For Edwards, her business is all about providing support to others that she sometimes found hard to find and a way to get the experience they need to take their businesses to the next level.

“Having their product in the Chamber’s retail shop will be a game changer for them,” she asserted. “It will teach them about pricing for a store, managing inventory and help them figure out if their product will sell without them being there to promote it.”

As for Edwards, the Saturday Shoppes takeover is just another goal she’s been able to achieve to help small, and especially minority-owned businesses.

Along with the takeover, she is planning vendor markets in Atlanta and Miami, working on a retail space in Tyrone Square Mall and her next biggest challenge: a partnership in Walmart similar to what is happening at the Chamber of Commerce.

“These vendors need a larger platform,” she said. “Something like being in the retail shop gives the vendors an additional stream of income.”

And, Edwards said, the chance to see more diversity in the retail shops is also essential for others hoping to start their own business.

“For the community, it is the ‘I believe I can fly’ type of feeling,” she said. “It helps them feel like if they can do it, I can do it.”

On July 26, the St. Petersburg Area Chamber of Commerce celebrated Saturday Shoppes taking over the Chamber. The storefront, located at 100 Second Ave. N, Suite #150, was packed with well-wishers witnessing the start of endless possibilities for five vendors: Brunson Food Group, Yole the Brand, Body Polished, Passion Geeks and Madam Naka’s Emporium.

The Chamber’s retail store only features items made in St. Petersburg by St. Pete entrepreneurs.

“St. Pete money stays here; St. Pete money grows here; St. Pete money travels here,” said Steinocher.

“This is what inclusive progress is,” Mayor Welch said. “This is what intentionality looks like when we talk about economic development for our city.”
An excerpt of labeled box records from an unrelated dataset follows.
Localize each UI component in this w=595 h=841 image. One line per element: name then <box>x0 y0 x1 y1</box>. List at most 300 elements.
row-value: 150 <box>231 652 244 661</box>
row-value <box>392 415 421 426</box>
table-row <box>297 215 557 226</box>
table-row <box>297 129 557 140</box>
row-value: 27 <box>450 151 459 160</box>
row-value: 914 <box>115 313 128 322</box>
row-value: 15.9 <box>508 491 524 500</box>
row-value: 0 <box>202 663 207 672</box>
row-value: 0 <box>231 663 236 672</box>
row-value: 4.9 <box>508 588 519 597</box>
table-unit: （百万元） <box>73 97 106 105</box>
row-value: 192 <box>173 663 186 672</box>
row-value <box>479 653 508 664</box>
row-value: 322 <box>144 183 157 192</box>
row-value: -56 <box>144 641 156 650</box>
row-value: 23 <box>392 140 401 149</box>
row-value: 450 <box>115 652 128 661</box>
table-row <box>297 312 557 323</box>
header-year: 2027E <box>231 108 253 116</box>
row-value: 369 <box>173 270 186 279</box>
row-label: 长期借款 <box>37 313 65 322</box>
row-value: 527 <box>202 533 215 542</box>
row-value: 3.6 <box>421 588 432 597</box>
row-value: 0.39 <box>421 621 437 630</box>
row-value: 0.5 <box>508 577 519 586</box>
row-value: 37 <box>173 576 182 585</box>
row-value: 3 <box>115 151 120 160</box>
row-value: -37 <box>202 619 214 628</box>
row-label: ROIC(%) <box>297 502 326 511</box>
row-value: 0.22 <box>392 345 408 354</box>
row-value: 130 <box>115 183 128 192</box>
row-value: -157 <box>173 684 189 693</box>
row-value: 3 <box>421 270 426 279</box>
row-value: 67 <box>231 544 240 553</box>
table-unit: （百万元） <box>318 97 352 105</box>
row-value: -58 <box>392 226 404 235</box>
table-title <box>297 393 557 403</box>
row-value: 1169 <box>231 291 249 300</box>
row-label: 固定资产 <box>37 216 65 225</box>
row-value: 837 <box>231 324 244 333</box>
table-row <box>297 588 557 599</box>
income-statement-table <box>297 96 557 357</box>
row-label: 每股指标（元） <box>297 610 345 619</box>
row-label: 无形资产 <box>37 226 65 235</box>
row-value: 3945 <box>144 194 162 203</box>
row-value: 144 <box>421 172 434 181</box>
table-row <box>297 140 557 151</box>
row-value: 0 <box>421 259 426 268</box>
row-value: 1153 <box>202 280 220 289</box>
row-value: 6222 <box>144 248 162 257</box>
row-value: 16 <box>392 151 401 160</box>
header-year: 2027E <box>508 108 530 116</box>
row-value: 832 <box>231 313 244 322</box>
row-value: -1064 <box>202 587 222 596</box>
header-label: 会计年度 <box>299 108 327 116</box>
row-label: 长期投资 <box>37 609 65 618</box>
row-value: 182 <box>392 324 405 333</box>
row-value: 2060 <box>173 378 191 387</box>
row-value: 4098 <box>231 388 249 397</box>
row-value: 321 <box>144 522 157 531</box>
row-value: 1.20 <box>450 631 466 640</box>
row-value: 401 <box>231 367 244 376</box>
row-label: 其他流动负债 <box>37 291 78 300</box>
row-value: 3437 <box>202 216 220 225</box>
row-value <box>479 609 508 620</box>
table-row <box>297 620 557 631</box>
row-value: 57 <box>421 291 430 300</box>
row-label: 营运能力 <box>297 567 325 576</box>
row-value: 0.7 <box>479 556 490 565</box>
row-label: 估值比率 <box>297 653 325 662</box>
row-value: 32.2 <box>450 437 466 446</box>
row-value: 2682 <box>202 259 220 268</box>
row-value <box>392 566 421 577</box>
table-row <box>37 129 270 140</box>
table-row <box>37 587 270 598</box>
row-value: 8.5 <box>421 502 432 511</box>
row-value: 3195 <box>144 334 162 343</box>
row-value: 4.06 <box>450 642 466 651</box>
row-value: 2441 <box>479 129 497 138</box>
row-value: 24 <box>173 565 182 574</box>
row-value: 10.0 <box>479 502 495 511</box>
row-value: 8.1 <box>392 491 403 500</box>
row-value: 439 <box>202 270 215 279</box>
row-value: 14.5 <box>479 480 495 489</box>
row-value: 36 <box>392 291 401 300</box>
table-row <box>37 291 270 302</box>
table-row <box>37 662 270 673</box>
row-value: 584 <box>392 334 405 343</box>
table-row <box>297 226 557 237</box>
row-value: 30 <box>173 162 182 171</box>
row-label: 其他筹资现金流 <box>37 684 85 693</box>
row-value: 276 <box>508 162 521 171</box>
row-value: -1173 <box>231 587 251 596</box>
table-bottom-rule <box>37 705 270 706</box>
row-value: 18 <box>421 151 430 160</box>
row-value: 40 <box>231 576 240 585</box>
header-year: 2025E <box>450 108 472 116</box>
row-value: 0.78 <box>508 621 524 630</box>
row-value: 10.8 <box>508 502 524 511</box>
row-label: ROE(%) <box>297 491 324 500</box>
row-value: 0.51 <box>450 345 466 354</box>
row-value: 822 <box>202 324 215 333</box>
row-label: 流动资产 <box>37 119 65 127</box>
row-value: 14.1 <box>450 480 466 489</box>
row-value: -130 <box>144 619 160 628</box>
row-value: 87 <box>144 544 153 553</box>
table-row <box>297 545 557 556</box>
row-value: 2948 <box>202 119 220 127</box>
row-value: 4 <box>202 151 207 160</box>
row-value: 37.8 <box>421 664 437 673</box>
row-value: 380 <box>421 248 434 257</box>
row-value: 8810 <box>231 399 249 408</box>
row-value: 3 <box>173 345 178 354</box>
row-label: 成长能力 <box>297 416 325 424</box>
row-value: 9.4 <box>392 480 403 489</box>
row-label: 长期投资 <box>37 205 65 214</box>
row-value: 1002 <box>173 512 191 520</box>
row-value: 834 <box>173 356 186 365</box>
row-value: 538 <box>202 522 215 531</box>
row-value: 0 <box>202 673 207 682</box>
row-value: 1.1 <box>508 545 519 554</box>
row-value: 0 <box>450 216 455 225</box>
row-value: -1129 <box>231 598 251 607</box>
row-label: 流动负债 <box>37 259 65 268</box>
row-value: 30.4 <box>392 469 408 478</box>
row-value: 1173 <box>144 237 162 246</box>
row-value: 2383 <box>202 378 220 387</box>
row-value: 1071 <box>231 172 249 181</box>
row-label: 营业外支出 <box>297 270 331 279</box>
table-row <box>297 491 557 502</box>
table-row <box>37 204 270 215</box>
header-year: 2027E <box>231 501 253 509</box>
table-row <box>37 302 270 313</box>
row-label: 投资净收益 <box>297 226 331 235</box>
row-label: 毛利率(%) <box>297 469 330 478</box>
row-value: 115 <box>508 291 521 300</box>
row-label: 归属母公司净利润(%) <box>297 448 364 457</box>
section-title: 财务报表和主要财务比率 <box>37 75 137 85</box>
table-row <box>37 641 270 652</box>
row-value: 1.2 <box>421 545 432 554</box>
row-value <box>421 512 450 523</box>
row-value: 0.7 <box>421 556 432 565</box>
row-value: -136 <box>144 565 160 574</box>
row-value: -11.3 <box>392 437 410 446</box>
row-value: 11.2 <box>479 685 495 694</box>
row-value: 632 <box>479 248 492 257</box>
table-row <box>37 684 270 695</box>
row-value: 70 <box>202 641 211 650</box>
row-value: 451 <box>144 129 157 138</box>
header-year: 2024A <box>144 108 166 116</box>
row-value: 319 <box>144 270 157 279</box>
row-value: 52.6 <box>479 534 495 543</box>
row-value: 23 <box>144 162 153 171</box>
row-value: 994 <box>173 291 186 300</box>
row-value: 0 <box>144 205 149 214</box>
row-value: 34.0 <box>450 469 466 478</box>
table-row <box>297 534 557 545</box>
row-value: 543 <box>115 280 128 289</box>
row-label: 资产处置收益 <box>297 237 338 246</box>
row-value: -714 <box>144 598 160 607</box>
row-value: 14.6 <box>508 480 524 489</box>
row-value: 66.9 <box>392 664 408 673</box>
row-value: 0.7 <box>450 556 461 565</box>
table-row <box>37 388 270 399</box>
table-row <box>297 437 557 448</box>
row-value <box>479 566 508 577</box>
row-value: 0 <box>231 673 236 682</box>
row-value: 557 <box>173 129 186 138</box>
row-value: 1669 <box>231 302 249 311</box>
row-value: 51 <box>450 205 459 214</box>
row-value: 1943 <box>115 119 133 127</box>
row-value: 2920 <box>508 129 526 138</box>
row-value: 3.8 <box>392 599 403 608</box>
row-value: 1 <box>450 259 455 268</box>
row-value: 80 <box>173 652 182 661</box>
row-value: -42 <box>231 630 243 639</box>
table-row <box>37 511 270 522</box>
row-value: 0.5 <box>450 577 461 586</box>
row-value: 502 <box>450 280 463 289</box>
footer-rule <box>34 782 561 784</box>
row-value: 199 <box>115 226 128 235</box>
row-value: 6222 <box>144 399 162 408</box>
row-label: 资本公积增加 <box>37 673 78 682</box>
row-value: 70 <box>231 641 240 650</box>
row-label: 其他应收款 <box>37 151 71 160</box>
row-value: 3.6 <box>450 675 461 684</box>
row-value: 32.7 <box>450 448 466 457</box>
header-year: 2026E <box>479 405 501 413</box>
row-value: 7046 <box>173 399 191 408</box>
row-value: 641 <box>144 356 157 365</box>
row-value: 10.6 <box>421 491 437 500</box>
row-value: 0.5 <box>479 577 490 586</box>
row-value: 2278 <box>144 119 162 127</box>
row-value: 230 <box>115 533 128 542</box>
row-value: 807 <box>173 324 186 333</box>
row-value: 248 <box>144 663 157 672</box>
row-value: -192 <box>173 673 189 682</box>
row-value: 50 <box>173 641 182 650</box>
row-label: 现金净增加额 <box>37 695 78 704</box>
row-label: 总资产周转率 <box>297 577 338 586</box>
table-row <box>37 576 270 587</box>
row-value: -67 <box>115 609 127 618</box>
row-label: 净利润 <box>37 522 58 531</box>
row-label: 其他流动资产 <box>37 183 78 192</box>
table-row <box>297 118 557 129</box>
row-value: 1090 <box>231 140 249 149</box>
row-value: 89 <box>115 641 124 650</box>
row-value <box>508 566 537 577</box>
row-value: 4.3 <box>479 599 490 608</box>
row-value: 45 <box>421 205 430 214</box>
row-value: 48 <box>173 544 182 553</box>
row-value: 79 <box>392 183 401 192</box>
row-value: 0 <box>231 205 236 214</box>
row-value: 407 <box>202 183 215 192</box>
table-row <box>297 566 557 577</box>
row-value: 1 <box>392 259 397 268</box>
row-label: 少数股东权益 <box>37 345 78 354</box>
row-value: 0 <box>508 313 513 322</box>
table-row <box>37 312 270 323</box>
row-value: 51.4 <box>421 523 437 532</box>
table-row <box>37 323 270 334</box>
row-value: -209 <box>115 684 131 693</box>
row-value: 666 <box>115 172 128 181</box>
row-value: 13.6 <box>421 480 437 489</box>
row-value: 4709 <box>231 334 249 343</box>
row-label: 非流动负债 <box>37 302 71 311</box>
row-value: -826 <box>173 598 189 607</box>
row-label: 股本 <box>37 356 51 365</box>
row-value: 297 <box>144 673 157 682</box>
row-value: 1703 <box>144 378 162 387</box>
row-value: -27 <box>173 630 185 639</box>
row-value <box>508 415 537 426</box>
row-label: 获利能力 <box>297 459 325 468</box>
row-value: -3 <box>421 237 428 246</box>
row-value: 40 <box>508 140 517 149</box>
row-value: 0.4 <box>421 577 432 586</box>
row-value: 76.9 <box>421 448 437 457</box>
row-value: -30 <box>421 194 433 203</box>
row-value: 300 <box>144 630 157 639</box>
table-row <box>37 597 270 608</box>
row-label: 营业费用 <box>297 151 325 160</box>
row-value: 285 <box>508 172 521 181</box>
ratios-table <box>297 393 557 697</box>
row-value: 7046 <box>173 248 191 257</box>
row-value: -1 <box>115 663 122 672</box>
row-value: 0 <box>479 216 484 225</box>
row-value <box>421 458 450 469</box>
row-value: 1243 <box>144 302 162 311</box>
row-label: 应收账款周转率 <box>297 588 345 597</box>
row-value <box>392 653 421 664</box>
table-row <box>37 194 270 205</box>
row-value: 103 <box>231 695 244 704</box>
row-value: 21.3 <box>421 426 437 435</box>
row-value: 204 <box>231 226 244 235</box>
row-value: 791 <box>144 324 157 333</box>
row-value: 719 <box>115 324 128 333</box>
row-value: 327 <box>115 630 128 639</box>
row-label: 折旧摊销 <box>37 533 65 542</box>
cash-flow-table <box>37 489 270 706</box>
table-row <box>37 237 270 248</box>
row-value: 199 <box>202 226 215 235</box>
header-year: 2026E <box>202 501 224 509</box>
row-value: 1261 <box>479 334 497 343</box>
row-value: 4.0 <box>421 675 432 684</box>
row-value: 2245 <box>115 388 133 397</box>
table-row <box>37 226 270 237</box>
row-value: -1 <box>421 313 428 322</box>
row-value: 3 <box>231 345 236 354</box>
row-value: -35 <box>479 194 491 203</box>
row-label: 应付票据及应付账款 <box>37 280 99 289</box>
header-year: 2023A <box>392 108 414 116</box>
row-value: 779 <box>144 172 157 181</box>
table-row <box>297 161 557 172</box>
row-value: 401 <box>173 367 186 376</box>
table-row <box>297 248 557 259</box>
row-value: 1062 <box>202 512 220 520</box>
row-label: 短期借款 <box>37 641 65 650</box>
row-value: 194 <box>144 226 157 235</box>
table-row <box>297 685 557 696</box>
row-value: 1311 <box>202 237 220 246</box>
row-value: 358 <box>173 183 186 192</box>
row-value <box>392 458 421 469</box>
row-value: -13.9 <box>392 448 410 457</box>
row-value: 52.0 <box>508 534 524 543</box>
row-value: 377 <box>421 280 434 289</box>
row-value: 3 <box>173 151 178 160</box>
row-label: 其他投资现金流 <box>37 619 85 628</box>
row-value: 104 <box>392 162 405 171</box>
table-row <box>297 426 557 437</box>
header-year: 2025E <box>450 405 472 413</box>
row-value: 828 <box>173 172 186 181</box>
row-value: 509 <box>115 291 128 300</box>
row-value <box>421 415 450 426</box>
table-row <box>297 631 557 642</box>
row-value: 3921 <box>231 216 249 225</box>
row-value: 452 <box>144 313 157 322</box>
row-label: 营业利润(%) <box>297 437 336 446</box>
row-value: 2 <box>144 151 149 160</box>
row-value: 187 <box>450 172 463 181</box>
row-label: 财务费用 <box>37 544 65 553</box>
Welch thanked Edwards for “speaking the language of government and translating that to business owners, who are focused on their product or service.”

Edwards plans to get a little inspiration of her own, relaunching her natural skincare line, Skin Kandii, in quarter four of this year.

“I never imagined what the Saturday Shoppes would become, and it meant not having the time to work on my product, but it’s coming back.”